3. Seleção Brasileira – Sem acordo com a Fiba e CBB, a coisa pode ficar bem complicada para a Seleção. E isso em ano de Olimpíada...
Entramos em contato com o Departamento de Comunicação da Liga Nacional de Basquete e da Confederação Brasileira para ouvir os dois lados. Em nota enviada ao JORNAL DO BRASIL, o Departamento de Comunicação da Liga comentou que “Apesar de não ser um ato saudável para o ambiente institucional do esporte, cabe esclarecer que a ausência da chancela da Confederação Brasileira de Basketball não é condição para a existência e funcionamento da Liga Nacional de Basquete, da mesma forma que não é condicionante para a realização das competições organizadas pela Liga, o que segue acontecendo normalmente. É importante reafirmar que a Liga Nacional de Basquete mantém sua posição de manutenção do diálogo a fim de encontrar uma solução conciliatória para o caso, o que entende ser o melhor para o contínuo crescimento do nosso esporte.”
Procurada, por e-mail, a CBB informou que irá comunicar em breve sobre o Campeonato Brasileiro.
Este texto já está com mais de 1100 palavras até este parágrafo, e parece que não tem fim. Enquanto brigamos internamente, a NBA dá aula de como esconder suas mazelas. Para cada escândalo do tipo “suspende/não-suspende/suspende Ja Morant” tem sempre uma entrevista especial de um Lebron James da vida. Suspeitas de que quem negociou a ida de Bradley Beal para o Suns foi um acordo de pai (agente de Beal) e filho (CEO do Suns); tem uma enxurrada de especulações para onde vai Damien Lillard. Uma aula de “nada nesta mão, nada nesta aqui”.
A gota que pinga no basquete nacional já virou uma infiltração e está carcomendo as estruturas que mantêm este país como produtor de talentos. Assim como em uma obra, vai dar trabalho descobrir o cano ou a telha que faz aquela pequena gota pingar. Vai ter que quebrar o teto, mudar o cano e verificar os registros de água. Mas pelo bem do que sobrou do combalido basquete nacional, precisamos resolver os problemas que se arrastam há décadas. Não resolver nos leva a situações como as de hoje. Não faltam lições na história. Nos anos 2000, os anos pré-NBB, tivemos duas Ligas ao mesmo tempo, campeonatos que acabavam nos tribunais (isso quando acabavam) e a maior vergonha de todas: a suspensão da CBB pouco tempo antes da Olimpíada do Rio.

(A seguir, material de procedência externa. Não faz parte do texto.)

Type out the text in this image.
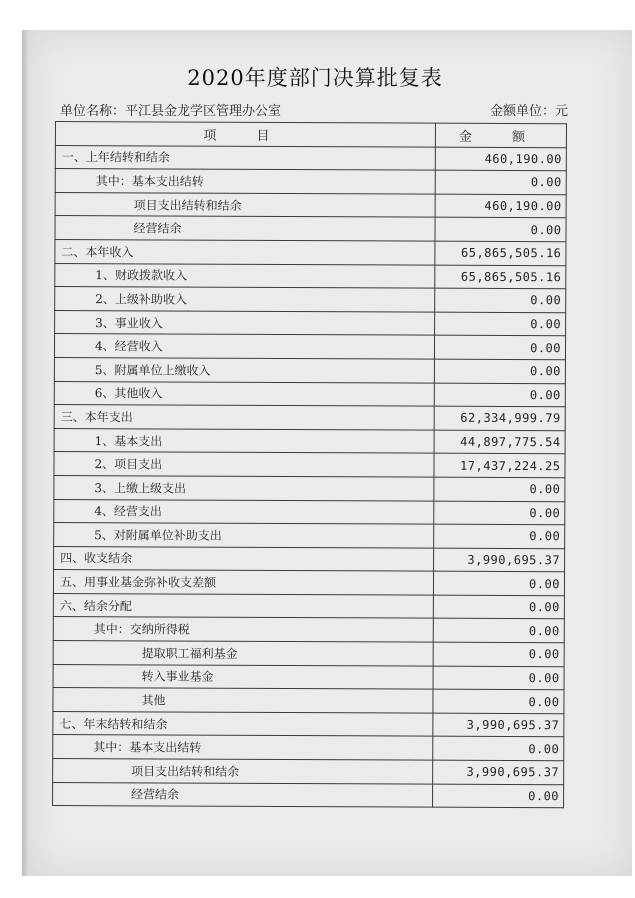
2020年度部门决算批复表
单位名称：平江县金龙学区管理办公室	金额单位：元
项 目	金 额
一、上年结转和结余	460,190.00
其中：基本支出结转	0.00
项目支出结转和结余	460,190.00
经营结余	0.00
二、本年收入	65,865,505.16
1、财政拨款收入	65,865,505.16
2、上级补助收入	0.00
3、事业收入	0.00
4、经营收入	0.00
5、附属单位上缴收入	0.00
6、其他收入	0.00
三、本年支出	62,334,999.79
1、基本支出	44,897,775.54
2、项目支出	17,437,224.25
3、上缴上级支出	0.00
4、经营支出	0.00
5、对附属单位补助支出	0.00
四、收支结余	3,990,695.37
五、用事业基金弥补收支差额	0.00
六、结余分配	0.00
其中：交纳所得税	0.00
提取职工福利基金	0.00
转入事业基金	0.00
其他	0.00
七、年末结转和结余	3,990,695.37
其中：基本支出结转	0.00
项目支出结转和结余	3,990,695.37
经营结余	0.00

Caso a gota tenha sucesso e efetivamente acabe com a estrutura do Basquete Nacional, vocês sabem com quem vai ficar esse espólio, não é? Ora, a NBA. E vai receber o público brasileiro de braços abertos. Desculpem. Já recebeu. Enquanto brigamos entre nós, a mentalidade do brasileiro em relação ao basquete mudou. Puxo aqui o exemplo de quando Nenê Hilário pediu dispensa da seleção. Teve matéria com ex-jogadores, torcedor xingando o cara quando ele veio anos depois para jogar pelo Wizards, e especial no Esporte Espetacular. Hoje, se um Bruno Caboclo (nota: o nome do Caboclo foi utilizado a título de exemplo), um dos nossos melhores jogadores, pedir dispensa da Seleção para disputar uma vaga em uma Summer League ou Pré-temporada da NBA, o público vai aplaudir.
O Brasil tem títulos, ídolos, lastro e uma imagem no basquete mundial. Pelo jeito que estamos caminhando, existe, sim, o perigo de nos tornarmos um mero mercado consumidor de basquete. Ainda dá para reverter essa onda. Vai ser mais difícil, ainda mais com a “sombra” da NBA, mas ainda acreditamos que as forças que regem a modalidade eventualmente chegarão a um acordo.
Aguardemos cenas dos próximos capítulos...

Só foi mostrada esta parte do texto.